Zhang Xiao-Fei, Ou-Yang Le, Dai Dao-Qing, Wu Meng-Yun, Zhu Yuan, Yan Hong
School of Mathematics and Statistics & Hubei Key Laboratory of Mathematical Sciences, Central China Normal University, Luoyu Road, Wuhan, 430079, China.
College of Information Engineering, Shenzhen University, Nanhai Ave 3688, Shenzhen, 518060, China.
BMC Bioinformatics. 2016 Sep 9;17(1):358. doi: 10.1186/s12859-016-1233-0.
Several recent studies have used the Minimum Dominating Set (MDS) model to identify driver nodes, which provide the control of the underlying networks, in protein interaction networks.

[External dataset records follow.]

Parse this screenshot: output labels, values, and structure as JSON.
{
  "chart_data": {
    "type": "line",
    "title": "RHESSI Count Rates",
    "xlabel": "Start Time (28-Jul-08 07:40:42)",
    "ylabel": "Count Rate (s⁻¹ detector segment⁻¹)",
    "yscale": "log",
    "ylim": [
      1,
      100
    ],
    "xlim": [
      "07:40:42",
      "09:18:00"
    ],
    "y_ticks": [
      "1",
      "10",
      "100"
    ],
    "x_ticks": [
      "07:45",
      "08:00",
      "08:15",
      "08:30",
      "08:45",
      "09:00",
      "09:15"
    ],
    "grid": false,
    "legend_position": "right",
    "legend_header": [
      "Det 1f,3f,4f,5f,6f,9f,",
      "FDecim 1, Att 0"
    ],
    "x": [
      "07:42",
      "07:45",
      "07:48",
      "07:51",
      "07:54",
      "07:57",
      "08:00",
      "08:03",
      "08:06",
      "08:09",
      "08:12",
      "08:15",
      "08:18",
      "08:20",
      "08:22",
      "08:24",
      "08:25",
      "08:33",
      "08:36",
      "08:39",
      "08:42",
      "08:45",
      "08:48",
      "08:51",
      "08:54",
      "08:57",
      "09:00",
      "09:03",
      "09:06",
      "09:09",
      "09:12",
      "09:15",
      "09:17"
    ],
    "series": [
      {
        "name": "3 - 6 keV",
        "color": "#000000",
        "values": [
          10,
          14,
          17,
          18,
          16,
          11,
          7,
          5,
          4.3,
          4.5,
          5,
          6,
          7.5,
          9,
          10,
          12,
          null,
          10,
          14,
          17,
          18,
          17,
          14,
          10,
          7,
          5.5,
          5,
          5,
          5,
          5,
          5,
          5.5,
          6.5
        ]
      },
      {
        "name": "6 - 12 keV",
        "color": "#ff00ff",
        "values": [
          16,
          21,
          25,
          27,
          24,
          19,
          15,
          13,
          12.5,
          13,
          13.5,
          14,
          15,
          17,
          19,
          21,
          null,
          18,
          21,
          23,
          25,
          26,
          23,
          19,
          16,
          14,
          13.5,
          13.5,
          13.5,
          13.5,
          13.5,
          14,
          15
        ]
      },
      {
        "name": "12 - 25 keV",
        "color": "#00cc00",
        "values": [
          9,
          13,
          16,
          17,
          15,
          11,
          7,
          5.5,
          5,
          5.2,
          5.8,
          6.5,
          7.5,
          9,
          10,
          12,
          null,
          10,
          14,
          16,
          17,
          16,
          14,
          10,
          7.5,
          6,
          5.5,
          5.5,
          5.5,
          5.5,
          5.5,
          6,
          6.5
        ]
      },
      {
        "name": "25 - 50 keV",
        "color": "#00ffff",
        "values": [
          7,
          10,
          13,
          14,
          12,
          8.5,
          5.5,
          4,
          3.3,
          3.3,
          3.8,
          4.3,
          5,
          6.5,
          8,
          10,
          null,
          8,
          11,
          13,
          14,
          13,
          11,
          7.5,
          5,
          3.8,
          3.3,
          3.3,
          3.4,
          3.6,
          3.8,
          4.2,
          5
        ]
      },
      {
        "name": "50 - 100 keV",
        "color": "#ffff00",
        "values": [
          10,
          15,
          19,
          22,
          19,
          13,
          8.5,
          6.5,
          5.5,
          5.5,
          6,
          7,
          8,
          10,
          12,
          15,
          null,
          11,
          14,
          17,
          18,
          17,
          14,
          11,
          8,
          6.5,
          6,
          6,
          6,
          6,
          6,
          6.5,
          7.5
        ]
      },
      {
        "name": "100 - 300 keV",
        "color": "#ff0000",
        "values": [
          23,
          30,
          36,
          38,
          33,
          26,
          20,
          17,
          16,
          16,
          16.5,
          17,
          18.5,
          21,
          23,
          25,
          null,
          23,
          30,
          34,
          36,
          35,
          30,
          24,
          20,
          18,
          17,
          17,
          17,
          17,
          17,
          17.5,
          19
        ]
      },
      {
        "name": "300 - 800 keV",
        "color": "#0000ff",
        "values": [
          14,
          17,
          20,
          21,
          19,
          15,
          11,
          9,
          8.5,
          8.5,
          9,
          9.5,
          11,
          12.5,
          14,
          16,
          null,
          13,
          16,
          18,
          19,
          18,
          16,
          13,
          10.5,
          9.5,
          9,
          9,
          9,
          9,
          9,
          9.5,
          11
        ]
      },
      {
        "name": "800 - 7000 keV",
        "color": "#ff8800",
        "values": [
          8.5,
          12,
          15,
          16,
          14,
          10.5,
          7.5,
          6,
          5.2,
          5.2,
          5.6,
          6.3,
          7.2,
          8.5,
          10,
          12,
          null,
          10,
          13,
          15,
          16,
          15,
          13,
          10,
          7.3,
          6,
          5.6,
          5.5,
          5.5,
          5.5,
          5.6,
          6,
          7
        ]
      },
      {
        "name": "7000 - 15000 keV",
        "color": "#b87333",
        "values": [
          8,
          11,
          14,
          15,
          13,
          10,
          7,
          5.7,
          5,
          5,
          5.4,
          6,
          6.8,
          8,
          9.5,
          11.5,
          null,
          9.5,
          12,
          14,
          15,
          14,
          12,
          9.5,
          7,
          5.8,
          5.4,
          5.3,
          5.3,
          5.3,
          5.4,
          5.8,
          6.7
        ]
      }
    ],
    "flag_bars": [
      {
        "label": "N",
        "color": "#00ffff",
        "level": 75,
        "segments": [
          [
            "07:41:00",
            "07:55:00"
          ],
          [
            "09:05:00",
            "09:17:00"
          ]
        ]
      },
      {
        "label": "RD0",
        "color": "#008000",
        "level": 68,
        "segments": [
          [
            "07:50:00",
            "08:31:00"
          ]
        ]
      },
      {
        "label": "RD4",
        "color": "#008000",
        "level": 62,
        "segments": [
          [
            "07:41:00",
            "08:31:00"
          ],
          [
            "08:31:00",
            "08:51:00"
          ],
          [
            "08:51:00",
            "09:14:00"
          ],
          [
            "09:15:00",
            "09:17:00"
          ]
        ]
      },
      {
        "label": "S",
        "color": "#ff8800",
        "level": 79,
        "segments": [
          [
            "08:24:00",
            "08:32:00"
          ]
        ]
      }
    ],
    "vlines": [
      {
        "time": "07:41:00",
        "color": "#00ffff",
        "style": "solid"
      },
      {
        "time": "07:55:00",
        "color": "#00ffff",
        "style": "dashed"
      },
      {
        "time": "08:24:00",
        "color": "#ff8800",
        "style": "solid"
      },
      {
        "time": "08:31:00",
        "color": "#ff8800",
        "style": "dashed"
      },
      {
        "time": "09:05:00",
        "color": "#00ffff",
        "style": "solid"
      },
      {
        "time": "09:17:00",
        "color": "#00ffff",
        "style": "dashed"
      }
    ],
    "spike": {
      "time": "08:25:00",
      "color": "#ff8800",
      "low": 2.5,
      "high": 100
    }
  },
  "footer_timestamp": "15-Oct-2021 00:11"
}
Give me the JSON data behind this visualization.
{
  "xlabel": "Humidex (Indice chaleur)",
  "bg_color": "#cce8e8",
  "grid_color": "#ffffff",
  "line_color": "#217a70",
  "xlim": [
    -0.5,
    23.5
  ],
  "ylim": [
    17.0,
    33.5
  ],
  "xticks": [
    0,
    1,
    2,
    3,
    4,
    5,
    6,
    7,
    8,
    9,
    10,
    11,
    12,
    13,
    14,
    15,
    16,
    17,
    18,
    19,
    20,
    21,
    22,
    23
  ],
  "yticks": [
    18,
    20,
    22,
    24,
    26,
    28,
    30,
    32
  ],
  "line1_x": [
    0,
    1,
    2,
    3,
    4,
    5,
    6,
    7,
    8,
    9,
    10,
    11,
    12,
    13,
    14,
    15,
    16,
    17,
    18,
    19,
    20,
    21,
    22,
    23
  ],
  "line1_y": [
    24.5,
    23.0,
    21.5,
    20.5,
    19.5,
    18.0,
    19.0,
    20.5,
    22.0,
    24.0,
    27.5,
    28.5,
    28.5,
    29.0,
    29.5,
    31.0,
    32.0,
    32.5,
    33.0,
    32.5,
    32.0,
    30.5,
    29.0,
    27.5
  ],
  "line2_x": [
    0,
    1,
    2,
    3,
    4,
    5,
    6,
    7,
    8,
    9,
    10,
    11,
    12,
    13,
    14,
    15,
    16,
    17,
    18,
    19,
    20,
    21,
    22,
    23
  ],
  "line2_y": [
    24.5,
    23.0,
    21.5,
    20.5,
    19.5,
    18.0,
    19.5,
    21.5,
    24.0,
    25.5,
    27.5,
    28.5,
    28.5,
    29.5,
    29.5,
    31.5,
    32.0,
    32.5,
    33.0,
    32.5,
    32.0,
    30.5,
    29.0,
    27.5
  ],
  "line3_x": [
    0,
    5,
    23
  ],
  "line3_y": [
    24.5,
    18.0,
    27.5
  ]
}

There may exist multiple MDS configurations in a given network, thus it is difficult to determine which one represents the real set of driver nodes. Because these previous studies only focus on static networks and ignore the contextual information on particular tissues, their findings could be insufficient or even be misleading.
In this study, we develop a Collective-Influence-corrected Minimum Dominating Set (CI-MDS) model which takes into account the collective influence of proteins. By integrating molecular expression profiles and static protein interactions, 16 tissue-specific networks are established as well. We then apply the CI-MDS model to each tissue-specific network to detect MDS proteins. It generates almost the same MDSs when it is solved using different optimization algorithms. In addition, we classify MDS proteins into Tissue-Specific MDS (TS-MDS) proteins and HouseKeeping MDS (HK-MDS) proteins based on the number of tissues in which they are expressed and identified as MDS proteins. Notably, we find that TS-MDS proteins and HK-MDS proteins have significantly different topological and functional properties. HK-MDS proteins are more central in protein interaction networks, associated with more functions, evolving more slowly and subjected to a greater number of post-translational modifications than TS-MDS proteins. Unlike TS-MDS proteins, HK-MDS proteins significantly correspond to essential genes, ageing genes, virus-targeted proteins, transcription factors and protein kinases. Moreover, we find that besides HK-MDS proteins, many TS-MDS proteins are also linked to disease related genes, suggesting the tissue specificity of human diseases. Furthermore, functional enrichment analysis reveals that HK-MDS proteins carry out universally necessary biological processes and TS-MDS proteins usually involve in tissue-dependent functions.
Our study uncovers key features of TS-MDS proteins and HK-MDS proteins, and is a step forward towards a better understanding of the controllability of human interactomes.
最近的几项研究使用最小支配集(MDS)模型来识别蛋白质相互作用网络中的驱动节点,这些节点控制着底层网络。给定网络中可能存在多个MDS配置,因此很难确定哪一个代表真正的驱动节点集。由于这些先前的研究仅关注静态网络而忽略了特定组织的上下文信息,其研究结果可能不充分甚至具有误导性。
在本研究中,我们开发了一种考虑蛋白质集体影响的集体影响校正最小支配集(CI-MDS)模型。通过整合分子表达谱和静态蛋白质相互作用,还建立了16个组织特异性网络。然后,我们将CI-MDS模型应用于每个组织特异性网络以检测MDS蛋白。使用不同的优化算法求解时,它会生成几乎相同的MDS。此外,我们根据MDS蛋白在其中表达和被识别的组织数量,将MDS蛋白分为组织特异性MDS(TS-MDS)蛋白和管家MDS(HK-MDS)蛋白。值得注意 的是,我们发现TS-MDS蛋白和HK-MDS蛋白具有明显不同的拓扑和功能特性。与TS-MDS蛋白相比,HK-MDS蛋白在蛋白质相互作用网络中更具中心性,与更多功能相关,进化更慢且经历更多的翻译后修饰。与TS-MDS蛋白不同,HK-MDS蛋白与必需基因、衰老基因、病毒靶向蛋白、转录因子和蛋白激酶显著对应。此外,我们发现除了HK-MDS蛋白外,许多TS-MDS蛋白也与疾病相关基因有关,这表明人类疾病的组织特异性。此外,功能富集分析表明,HK-MDS蛋白执行普遍必需的生物学过程,而TS-MDS蛋白通常参与组织依赖的功能。
我们的研究揭示了TS-MDS蛋白和HK-MDS蛋白的关键特征,朝着更好地理解人类相互作用组的可控性迈出了一步。